American boys still commonly wore long stockings in 1923, espsecially during the fall and winter. Kneesocks had begun to appear more commonly in catalogs, but long stockings were still the most common for winter wear. Three-quarter socks were more common during the summer--unless a boy went barefoot, still common in small towns and rural areas.
A 1923 Wards mail order catalog shows the varied styles of hosiery available for boys and girls in 1923. The page from the summer catalog was entiled, "Well wearing hose for roming children". The illustrations show boys wearing both kneesocks and long stockings with anove the knee knickers. Wearing kneesocks with above the knee knickers was only in fashion for a few years. Much but not all of the hosiery offered for sale was the same for both boys and girls.
The 1920s clothing catalogs included a variety of garments and accessories besides the major categories. Many are important to note as in some cases as fashions changed or developed, they would disappear or become important styles in future generations. This is one of the valuable elements of these catalogs, allowing us to track changing fashions with sources of known dates.
Underwear was still rather complicated in the 1920s, primarily because of the popularity of button-on-styling and because long stockings were still being worn. We have a good bit of informatin because underwear was both advertised in catalogs as well as in many magazines.
A 1923 Wards mail order catalog shows the varied styles of underwear available for boys and girls in 1923. The underwear came equipped with numerous buttons for button-on styled clothing and for holding up the long stockings that were still commonly worn. Girls had bloomer or romper styled underwear while boys, excet for the youngest, wore stright legged underwear. Many styles for boys and girls were checked. There were several styles of combination suits. They were called combination sits because they combined both underm shirts and under pants. Wards also calls them "waist suits" and "romper togs".
Here we see an ad for Forest Mills Underwear. The ad emphasizes the company's product line for the entire family. I'm not sure what magazine carried the advertisement. We do know that it appeared in 1923. Forest Mills was a brand name for the Brown Durrel Company. This is not a company which we know anything about at this time.
We note popular boys' footwear styles rapidly changing from high-top to low-cut shoes, but both were still available in 1923. We note styles like saddle shoes and closed-toe sandals.
Here is the children's shoe page from the 1923 Montgomery Ward catalog, page 213.

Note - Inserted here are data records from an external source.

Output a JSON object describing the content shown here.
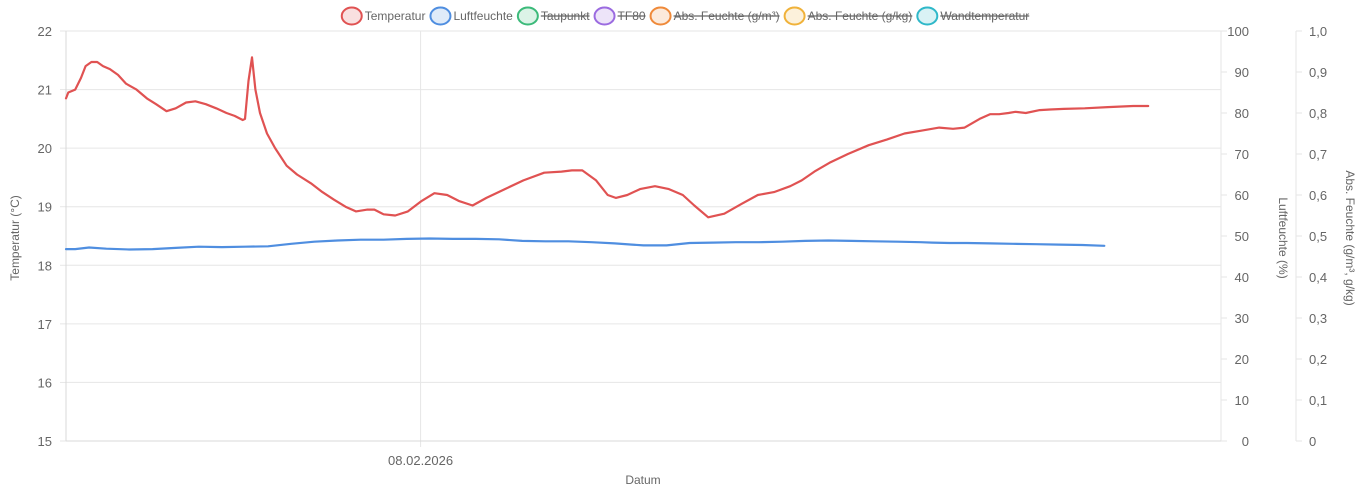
{
  "chart_data": {
    "type": "line",
    "xlabel": "Datum",
    "x_tick_labels": [
      "08.02.2026"
    ],
    "legend": {
      "placement": "top-center",
      "items": [
        {
          "label": "Temperatur",
          "color": "#e05252",
          "hidden": false
        },
        {
          "label": "Luftfeuchte",
          "color": "#4f8ee0",
          "hidden": false
        },
        {
          "label": "Taupunkt",
          "color": "#3cba7a",
          "hidden": true
        },
        {
          "label": "TF80",
          "color": "#9b6be0",
          "hidden": true
        },
        {
          "label": "Abs. Feuchte (g/m³)",
          "color": "#ef8a3a",
          "hidden": true
        },
        {
          "label": "Abs. Feuchte (g/kg)",
          "color": "#f0b23a",
          "hidden": true
        },
        {
          "label": "Wandtemperatur",
          "color": "#2fb8c9",
          "hidden": true
        }
      ]
    },
    "axes": {
      "y_left": {
        "title": "Temperatur (°C)",
        "min": 15,
        "max": 22,
        "ticks": [
          "15",
          "16",
          "17",
          "18",
          "19",
          "20",
          "21",
          "22"
        ]
      },
      "y_right1": {
        "title": "Luftfeuchte (%)",
        "min": 0,
        "max": 100,
        "ticks": [
          "0",
          "10",
          "20",
          "30",
          "40",
          "50",
          "60",
          "70",
          "80",
          "90",
          "100"
        ]
      },
      "y_right2": {
        "title": "Abs. Feuchte (g/m³, g/kg)",
        "min": 0,
        "max": 1,
        "ticks": [
          "0",
          "0,1",
          "0,2",
          "0,3",
          "0,4",
          "0,5",
          "0,6",
          "0,7",
          "0,8",
          "0,9",
          "1,0"
        ]
      }
    },
    "grid": true,
    "x_range": [
      0,
      100
    ],
    "x_tick_positions": [
      30.7
    ],
    "series": [
      {
        "name": "Temperatur",
        "axis": "y_left",
        "color": "#e05252",
        "x": [
          0,
          0.2,
          0.8,
          1.3,
          1.7,
          2.2,
          2.7,
          3.2,
          3.8,
          4.5,
          5.2,
          6.1,
          7.0,
          7.8,
          8.7,
          9.5,
          10.4,
          11.2,
          12.1,
          13.0,
          13.9,
          14.6,
          15.3,
          15.5,
          15.8,
          16.1,
          16.4,
          16.8,
          17.4,
          18.1,
          19.1,
          20.0,
          21.2,
          22.2,
          23.2,
          24.2,
          25.1,
          26.1,
          26.7,
          27.5,
          28.5,
          29.6,
          30.8,
          31.9,
          33.0,
          34.0,
          35.2,
          36.4,
          38.0,
          39.6,
          41.4,
          42.9,
          43.8,
          44.7,
          45.9,
          46.9,
          47.6,
          48.6,
          49.7,
          51.0,
          52.2,
          53.4,
          54.4,
          55.6,
          57.0,
          58.5,
          59.9,
          61.3,
          62.7,
          63.7,
          64.8,
          66.1,
          67.7,
          69.5,
          71.1,
          72.6,
          74.1,
          75.6,
          76.8,
          77.8,
          79.1,
          80.0,
          80.8,
          81.6,
          82.2,
          83.1,
          84.3,
          85.2,
          86.4,
          88.2,
          90.2,
          92.4,
          93.7
        ],
        "values": [
          20.85,
          20.95,
          21.0,
          21.2,
          21.4,
          21.47,
          21.47,
          21.4,
          21.35,
          21.25,
          21.1,
          21.0,
          20.85,
          20.75,
          20.63,
          20.68,
          20.78,
          20.8,
          20.75,
          20.68,
          20.6,
          20.55,
          20.48,
          20.5,
          21.15,
          21.55,
          21.0,
          20.6,
          20.25,
          20.0,
          19.7,
          19.55,
          19.4,
          19.25,
          19.12,
          19.0,
          18.92,
          18.95,
          18.95,
          18.87,
          18.85,
          18.92,
          19.1,
          19.23,
          19.2,
          19.1,
          19.02,
          19.15,
          19.3,
          19.45,
          19.58,
          19.6,
          19.62,
          19.62,
          19.45,
          19.2,
          19.15,
          19.2,
          19.3,
          19.35,
          19.3,
          19.2,
          19.02,
          18.82,
          18.88,
          19.05,
          19.2,
          19.25,
          19.35,
          19.45,
          19.6,
          19.75,
          19.9,
          20.05,
          20.15,
          20.25,
          20.3,
          20.35,
          20.33,
          20.35,
          20.5,
          20.58,
          20.58,
          20.6,
          20.62,
          20.6,
          20.65,
          20.66,
          20.67,
          20.68,
          20.7,
          20.72,
          20.72
        ]
      },
      {
        "name": "Luftfeuchte",
        "axis": "y_right1",
        "color": "#4f8ee0",
        "x": [
          0,
          0.8,
          2.0,
          3.5,
          5.5,
          7.5,
          9.5,
          11.5,
          13.5,
          15.5,
          17.5,
          19.5,
          21.5,
          23.5,
          25.5,
          27.5,
          29.5,
          31.5,
          33.5,
          35.5,
          37.5,
          39.5,
          41.5,
          43.5,
          45.5,
          47.5,
          49.0,
          50.0,
          52.0,
          54.0,
          56.0,
          58.0,
          60.0,
          62.0,
          64.0,
          66.0,
          68.0,
          70.0,
          72.0,
          74.0,
          75.0,
          76.5,
          78.0,
          80.0,
          82.0,
          84.0,
          86.0,
          88.0,
          89.9
        ],
        "values": [
          46.8,
          46.8,
          47.2,
          46.9,
          46.7,
          46.8,
          47.1,
          47.4,
          47.3,
          47.4,
          47.5,
          48.1,
          48.6,
          48.9,
          49.1,
          49.1,
          49.3,
          49.4,
          49.3,
          49.3,
          49.2,
          48.8,
          48.7,
          48.7,
          48.5,
          48.2,
          47.9,
          47.7,
          47.7,
          48.3,
          48.4,
          48.5,
          48.5,
          48.6,
          48.8,
          48.9,
          48.8,
          48.7,
          48.6,
          48.5,
          48.4,
          48.3,
          48.3,
          48.2,
          48.1,
          48.0,
          47.9,
          47.8,
          47.6
        ]
      }
    ]
  }
}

This is an interesting page because it offers a wide range of styles. We note both high-top and low-cut shoes. Some ofthe styles will look old fashioned to the modern reader, such as ankle trap shoes and high-top Butcher shoes. while others such as the low-cut shoes and sandals wlll look suprisingly modern. Several of the low-cut shoes were for girls. We note both high-top and low-cut shoes. Thwere are also several styles of closed-toe sandals, suggesting that they were very popular. There were also a range of shoes for toddlers.